The Great Rake Debate

It's true — those fall leaves can make for great winter compost or mulch. But thick layers of abandoned leaves, especially when wet, can compact to the point where they suffocate the grass below. It's a good idea to routinely rake or blow them off the lawn or, better yet, use a mulching mower to shred them into fine pieces.

Compost Those Leaves

Fallen leaves are an excellent source of nutrients and organic matter. When raking, instead of tossing them out, put them in the compost pile or use shredded leaves as mulch. Putting this material around your flower beds in the fall will provide an excellent blanket of insulation.

Watch Your Conifers

Panicking because your conifers' needles are browning? In the fall, conifers go through various changes, so it's normal for some needles to turn brown and drop from the tree as long as this is taking place primarily within the interior of the plant. If you're bothered by the look and the tree or shrub is small enough, you can remove the dead growth by shaking the plant vigorously or cutting it off with pruners.

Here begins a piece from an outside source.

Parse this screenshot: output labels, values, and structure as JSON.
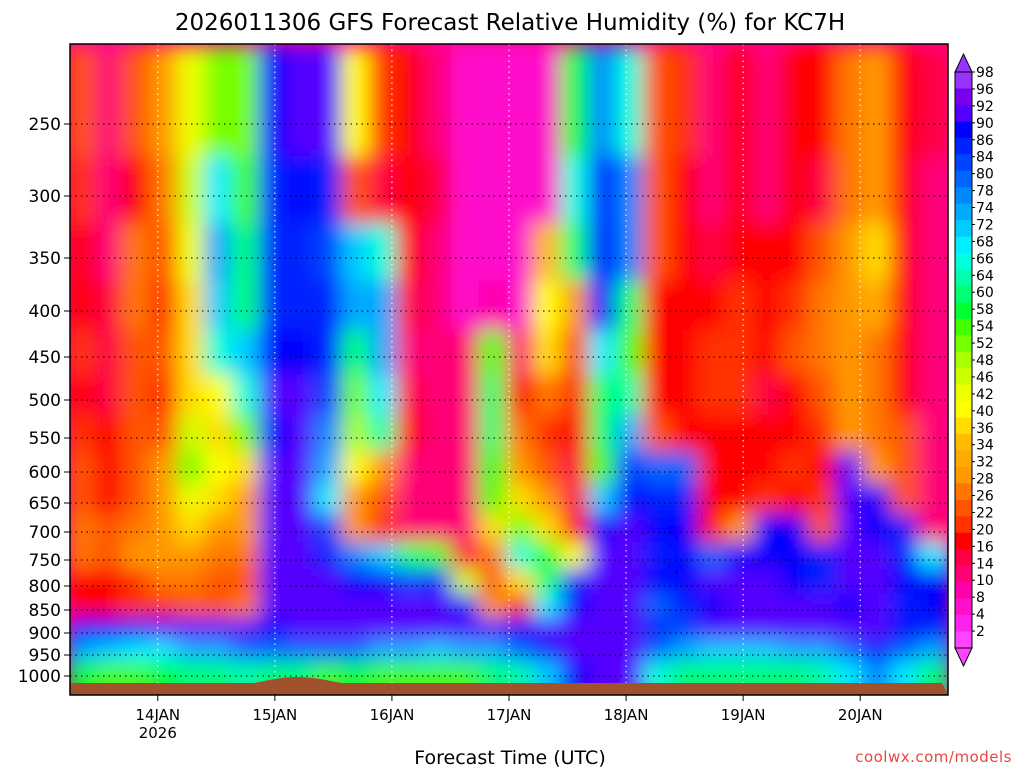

Remove Annuals and Mulch Perennials

Annuals typically die when temperatures drop below freezing. But perennials often appear as though they too have bitten the bullet. That's because their top growth dies back, although in most cases the root ball is hardy enough to survive even extreme temperatures, especially if it's covered with a layer of mulch. The best time to mulch perennials is after the first hard freeze. Just make sure you don't cover the crown or center of the plant, because that can lead to rot.

Protect Potted Plants

Perennials in pots may require additional protection because they aren't as well insulated. In extremely cold areas, consider placing potted perennials in a sunny spot and covering the pots with mulch or leaves.

Overwinter Houseplants

Before the cold weather sets in, bring in any houseplants that have spent the summer and fall basking in the sun. Just make sure you give them a fair amount of light, and mist them daily to maintain humidity. Also, cut back on watering and skip fertilizing altogether until spring.

Prepare and Monitor Compost Pile

Top your compost pile with a thick layer of leaves or straw during the fall and winter. This simple step accomplishes two things: It helps prevent excess moisture from building up and insulates the pile so that it maintains a higher internal temperature. Also continue to turn the pile during cold weather to help keep temperatures consistent.